DEBATTE
Mindestlohn oder Betreuungsgeld. Die Konzepte gegen Kinderarmut sind umstritten
Miriam Gruß sah in der Bundestagsdebatte zur Existenzsicherung von Kindern am 5. Juni ein gutes und ein schlechtes Zeichen zugleich. Das gute, so die Kinderexpertin der FDP, sei die Tatsache, dass über die Problematik an prominenter Stelle 90 Minuten lang diskutiert werde. Die schlechte Nachricht hingegen sei, dass über Kinderarmut überhaupt diskutiert werden müsse. "Reiches Deutschland - arme Kinder", so Gruß. Die Konzepte der Bundesregierung könnten nicht greifen, sagte die Liberale, da sie nur nach dem Motto "von der linken Tasche in die rechte Tasche" handele. Die FDP plädiere nach wie vor dafür, Steuern und Abgaben für Familien zu senken. Gruß: "Wir haben die Antworten auf die Kinderarmut in Deutschland!"
Die glaubt aber auch Johannes Singhammer zu kennen. Der Zuwachs von 1,6 Millionen Arbeitsplätzen seit 2005, so der CSU-Politiker, sei der beste Beitrag gegen Kinderarmut. Um die ökonomische Existenz der Familien zu sichern, habe die Koalition das Elterngeld aus der Taufe gehoben. Damit, so Singhammer, habe man einen "Turbo in der Familienförderung gezündet". Im kommenden Jahr werde auch noch das Kindergeld erhöht, versprach er. In Richtung Linksfraktion, deren Gesetzentwurf zur Änderung des Unterhaltsvorschusses ( 16/7889, 16/9440) abgelehnt wurde, sagte er: "Wir brauchen keine Familienpolitik der ungedeckten Schecks, sondern eine Familienpolitik wie sie Familienministerin Ursula von der Leyen macht." Die CDU-Ministerin ihrerseits verwies auf den "armutspräventiven" Charakter des Kindergeldes. Ihrer Ansicht nach müssten Kinderreiche und Alleinerziehenden dabei verstärkt bedacht werden.
Die Grünen-Fraktionsvorsitzende Renate Künast erinnerte daran, dass Rot-Grün zwei Mal das Kindergeld erhöht habe. "Und zwar gegen den Willen der Union", betonte sie. Das gestaffelte Kindergeld der jetzigen Bundesregierung sei hingegen keine Antwort - insbesondere nicht auf die Probleme Alleinerziehender. "Die erhalten nämlich Null Euro", so Künast, die hinter der Regelung eine "ideologische Prägung" vermutet.
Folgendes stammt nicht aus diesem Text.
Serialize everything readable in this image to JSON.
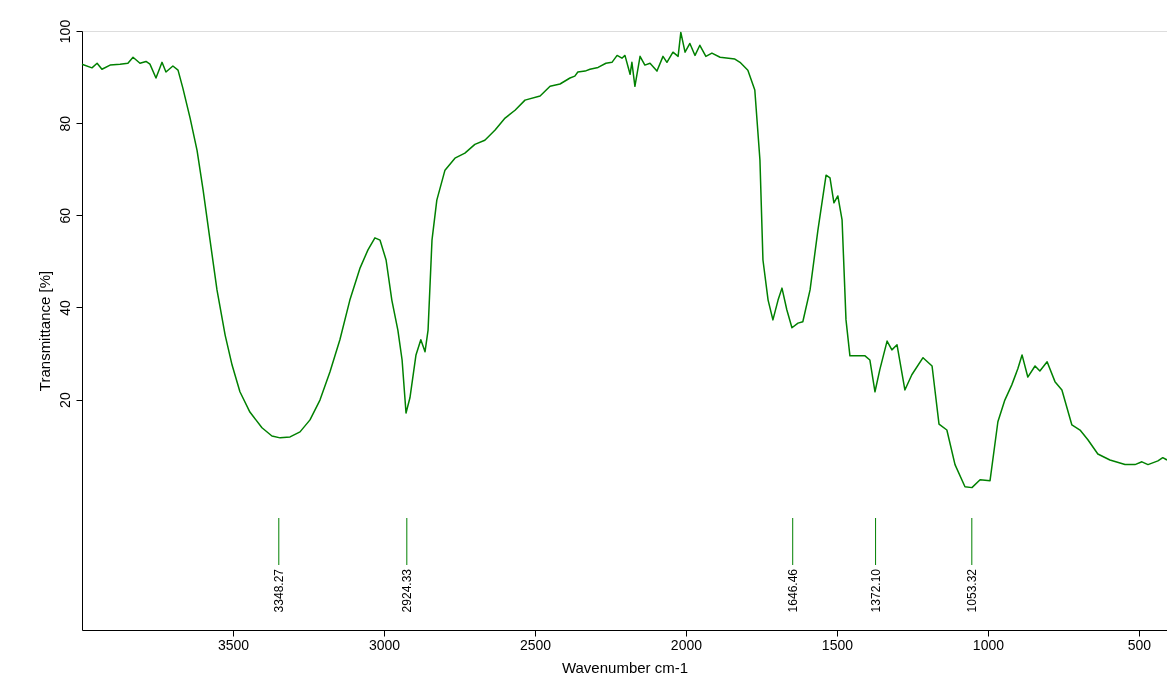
{
  "chart_data": {
    "type": "line",
    "xlabel": "Wavenumber cm-1",
    "ylabel": "Transmittance [%]",
    "x": [
      4000,
      3967,
      3950,
      3934,
      3907,
      3874,
      3848,
      3831,
      3808,
      3788,
      3775,
      3755,
      3735,
      3722,
      3699,
      3682,
      3666,
      3642,
      3619,
      3599,
      3576,
      3553,
      3526,
      3503,
      3477,
      3444,
      3404,
      3371,
      3344,
      3311,
      3278,
      3245,
      3212,
      3179,
      3146,
      3113,
      3079,
      3053,
      3030,
      3013,
      2993,
      2974,
      2954,
      2940,
      2927,
      2914,
      2894,
      2878,
      2864,
      2854,
      2841,
      2825,
      2798,
      2765,
      2732,
      2699,
      2666,
      2632,
      2599,
      2566,
      2533,
      2483,
      2450,
      2417,
      2384,
      2368,
      2358,
      2334,
      2318,
      2291,
      2265,
      2245,
      2228,
      2212,
      2202,
      2185,
      2179,
      2169,
      2152,
      2136,
      2119,
      2096,
      2076,
      2063,
      2043,
      2026,
      2017,
      2003,
      1987,
      1970,
      1954,
      1934,
      1914,
      1887,
      1838,
      1821,
      1795,
      1772,
      1755,
      1745,
      1728,
      1712,
      1695,
      1682,
      1666,
      1649,
      1629,
      1613,
      1589,
      1563,
      1536,
      1523,
      1510,
      1497,
      1483,
      1470,
      1457,
      1430,
      1407,
      1391,
      1374,
      1358,
      1334,
      1318,
      1301,
      1275,
      1252,
      1215,
      1185,
      1162,
      1136,
      1109,
      1076,
      1053,
      1026,
      993,
      967,
      944,
      921,
      901,
      887,
      868,
      844,
      828,
      804,
      778,
      755,
      722,
      695,
      669,
      636,
      596,
      546,
      513,
      490,
      470,
      437,
      421,
      407
    ],
    "series": [
      {
        "color": "#008000",
        "values": [
          92.8,
          92.0,
          93.0,
          91.7,
          92.6,
          92.8,
          93.0,
          94.3,
          93.0,
          93.4,
          92.8,
          89.8,
          93.2,
          91.1,
          92.4,
          91.5,
          87.6,
          81.1,
          74.1,
          65.5,
          54.6,
          43.8,
          34.0,
          27.5,
          21.7,
          17.3,
          13.9,
          12.1,
          11.7,
          11.9,
          13.0,
          15.6,
          19.9,
          26.0,
          33.0,
          41.6,
          48.6,
          52.5,
          55.1,
          54.6,
          50.3,
          41.6,
          35.1,
          28.6,
          17.1,
          20.4,
          29.7,
          33.0,
          30.4,
          35.1,
          54.6,
          63.3,
          69.8,
          72.4,
          73.5,
          75.4,
          76.3,
          78.5,
          81.1,
          82.8,
          85.0,
          85.9,
          88.0,
          88.5,
          89.8,
          90.2,
          91.1,
          91.3,
          91.7,
          92.1,
          93.0,
          93.2,
          94.7,
          94.1,
          94.7,
          90.6,
          93.2,
          88.0,
          94.5,
          92.6,
          93.0,
          91.3,
          94.5,
          93.2,
          95.4,
          94.5,
          99.7,
          95.4,
          97.3,
          94.7,
          96.9,
          94.5,
          95.2,
          94.3,
          93.9,
          93.2,
          91.5,
          87.2,
          72.0,
          50.3,
          41.6,
          37.3,
          41.6,
          44.2,
          39.5,
          35.6,
          36.6,
          36.9,
          43.8,
          56.8,
          68.7,
          68.1,
          62.7,
          64.2,
          59.0,
          37.3,
          29.5,
          29.5,
          29.5,
          28.6,
          21.7,
          26.5,
          32.7,
          30.8,
          31.9,
          22.1,
          25.4,
          29.1,
          27.3,
          14.7,
          13.4,
          5.9,
          1.1,
          0.9,
          2.6,
          2.4,
          15.2,
          19.9,
          23.2,
          26.7,
          29.7,
          24.9,
          27.3,
          26.2,
          28.2,
          23.9,
          22.1,
          14.5,
          13.4,
          11.3,
          8.2,
          6.9,
          5.9,
          5.9,
          6.5,
          5.9,
          6.7,
          7.4,
          6.9
        ]
      }
    ],
    "xlim": [
      4000,
      407
    ],
    "xticks": [
      3500,
      3000,
      2500,
      2000,
      1500,
      1000,
      500
    ],
    "ylim": [
      -30,
      100
    ],
    "yticks": [
      20,
      40,
      60,
      80,
      100
    ],
    "grid": false,
    "marker": "none",
    "line_style": "solid",
    "annotations": [
      {
        "text": "3348.27",
        "x": 3348.27
      },
      {
        "text": "2924.33",
        "x": 2924.33
      },
      {
        "text": "1646.46",
        "x": 1646.46
      },
      {
        "text": "1372.10",
        "x": 1372.1
      },
      {
        "text": "1053.32",
        "x": 1053.32
      }
    ]
  }
}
Wie auch der SPD-Abgeordnete Dieter Stein-ecke kritisierte Künast das geplante Betreuungsgeld für Eltern, die ihre ein- bis dreijährigen Kinder nicht in die Tagesbetreuung geben wollen. Das Geld gehe an die Falschen, so Künast. Nach Steineckes Ansicht führt das Betreuungsgeld gar zu einer "Katastrophe". Ein Blick nach Thüringen - wo die Regelung schon praktiziert werde und die Betreuungszahlen seitdem rückläufig seien - sollte reichen, um die Pläne zu verwerfen, sagte er. Steinecke merkte an, dass trotz Vollzeitarbeit bei einigen Eltern das Geld nicht reiche, um eine Familie zu versorgen. Daher führe kein Weg an einem gesetzlichen Mindestlohn vorbei. Für einen Mindestlohn sprach sich auch die Linken-Abgeordnete Elke Reinke aus. Der Kampf gegen die Kinderarmut sei auch der Kampf gegen materielle Armut, sagte sie.
Im Anschluss an die Debatte überwiesen die Abgeordneten Anträge der FDP ( 16/9433), die die Existenz von Kindern sichern und Familien stärken will sowie der Grünen ( 16/9028), die ein Programm gegen Kinderarmut fordern, zur weiteren Beratung in den Familienausschuss.